I'm mainly mentioning this because I agree that in the absence of an purely DocValues-driven approach to calculating "relatedness"/"significant_terms", the practical argument in favor of multi-token post-analysis DocValues for "significant_terms" over full text would indeed be weak; so it's worth noting that such a purely DocValues-driven approach has in fact been implemented.

asfimport commented 3 years ago

Adrien Grand (@jpountz) (migrated from JIRA)

To be clear I'm not opposed to doing analysis of doc-values fields, I just think that it's not core-enough to warrant changes to IndexingChain as opposed to Robert's approach of doing it on top of IndexingChain, e.g. with a custor Field.

asfimport commented 3 years ago

Michael Gibney (@magibney) (migrated from JIRA)

Thanks for the clarification, Adrien. I understand, and I was pointing out the availability of a scalable pure-docValues "significant terms" implementation because in the absence of such an implementation I agree it would be difficult to argue that this change is "core-enough". It seems there's consensus that this change is not core-enough even in the context of scalable full-domain pure-docValues "significant terms", so I'll just accept whatever performance hit is associated with double-consuming the token stream and buffering tokens.

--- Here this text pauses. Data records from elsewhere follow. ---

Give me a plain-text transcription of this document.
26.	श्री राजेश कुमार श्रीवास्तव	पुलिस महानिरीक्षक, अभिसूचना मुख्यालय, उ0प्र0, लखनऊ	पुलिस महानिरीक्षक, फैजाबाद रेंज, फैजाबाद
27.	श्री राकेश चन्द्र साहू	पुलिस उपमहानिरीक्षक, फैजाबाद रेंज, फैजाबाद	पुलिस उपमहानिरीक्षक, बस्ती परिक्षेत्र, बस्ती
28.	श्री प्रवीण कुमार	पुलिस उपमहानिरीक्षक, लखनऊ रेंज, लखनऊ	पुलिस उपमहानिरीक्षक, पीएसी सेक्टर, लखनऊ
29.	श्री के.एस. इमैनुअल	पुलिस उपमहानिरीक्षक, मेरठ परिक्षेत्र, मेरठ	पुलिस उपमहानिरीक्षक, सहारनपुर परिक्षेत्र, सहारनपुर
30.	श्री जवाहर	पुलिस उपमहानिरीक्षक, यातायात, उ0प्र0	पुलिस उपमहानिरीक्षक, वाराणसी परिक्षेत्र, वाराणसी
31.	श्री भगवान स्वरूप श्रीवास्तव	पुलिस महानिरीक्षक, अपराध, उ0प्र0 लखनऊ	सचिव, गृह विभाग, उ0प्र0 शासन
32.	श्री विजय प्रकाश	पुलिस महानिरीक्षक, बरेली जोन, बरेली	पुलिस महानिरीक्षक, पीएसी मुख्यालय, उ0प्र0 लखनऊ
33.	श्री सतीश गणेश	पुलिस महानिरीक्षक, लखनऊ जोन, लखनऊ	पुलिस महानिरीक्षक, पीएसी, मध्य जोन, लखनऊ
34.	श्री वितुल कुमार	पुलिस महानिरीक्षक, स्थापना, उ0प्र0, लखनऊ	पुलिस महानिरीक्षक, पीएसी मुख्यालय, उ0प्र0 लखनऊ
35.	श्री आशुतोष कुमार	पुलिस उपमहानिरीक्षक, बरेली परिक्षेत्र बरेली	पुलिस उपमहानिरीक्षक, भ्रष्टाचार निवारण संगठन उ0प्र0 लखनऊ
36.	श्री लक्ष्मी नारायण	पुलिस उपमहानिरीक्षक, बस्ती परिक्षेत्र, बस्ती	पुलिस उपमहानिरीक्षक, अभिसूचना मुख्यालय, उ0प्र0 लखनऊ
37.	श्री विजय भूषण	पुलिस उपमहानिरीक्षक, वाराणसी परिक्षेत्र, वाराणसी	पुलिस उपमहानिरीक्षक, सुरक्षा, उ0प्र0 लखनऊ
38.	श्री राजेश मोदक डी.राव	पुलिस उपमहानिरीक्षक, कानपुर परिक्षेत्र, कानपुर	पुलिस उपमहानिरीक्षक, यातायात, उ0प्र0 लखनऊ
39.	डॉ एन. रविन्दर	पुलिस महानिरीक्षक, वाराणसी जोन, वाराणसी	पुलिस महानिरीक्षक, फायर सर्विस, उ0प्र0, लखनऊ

To wrap things up on this issue, from my perspective: I'm now inclined to propose this double-TokenStream consumption/buffering in Solr (as opposed to in Lucene sandbox), given that there doesn't seem to be interest at the moment on the Elasticsearch side, and also because there's probably value in putting the performance hit higher up, closer to the application code (for better transparency).

Some final thoughts: the main use cases supported by this would be:

faceting/terms aggregation over analyzed (potentially multi-token, e.g., synonym- or cross-reference-expanded) "tags"; (over analyzed full-text would also incidentally be supported; the main benefit for the full-text case would be to avoid the need to "special-case" full-text terms aggregation, from the user's perspective – but the full-text use case would be of limited practical utility, compared to ....)
full-domain "relatedness"/"significant_terms" aggregations over full-text fields (text corpus analytics, etc.). Note: the viability of this use case depends on an implementation that does not require "pivoting" to per-term "inverted" index lookups.

The main benefits of an approach integrated in IndexChain (as opposed to a custom FieldType that double-consumes the TokenStream and buffers tokens as "standard" docValues for indexing) are:

index-time performance (avoid double-consuming TokenStream and extra token buffering)
(potential): Lucene-internal (guaranteed) consistency between indexed terms and docValues terms, with potential optimizations such as shared terms dictionary, and stronger guarantees about the appropriateness of access patterns that rely on consistency/compatibility between indexed terms and docValues (e.g., "refinement", etc.).

Thanks again Robert and Adrien for the feedback!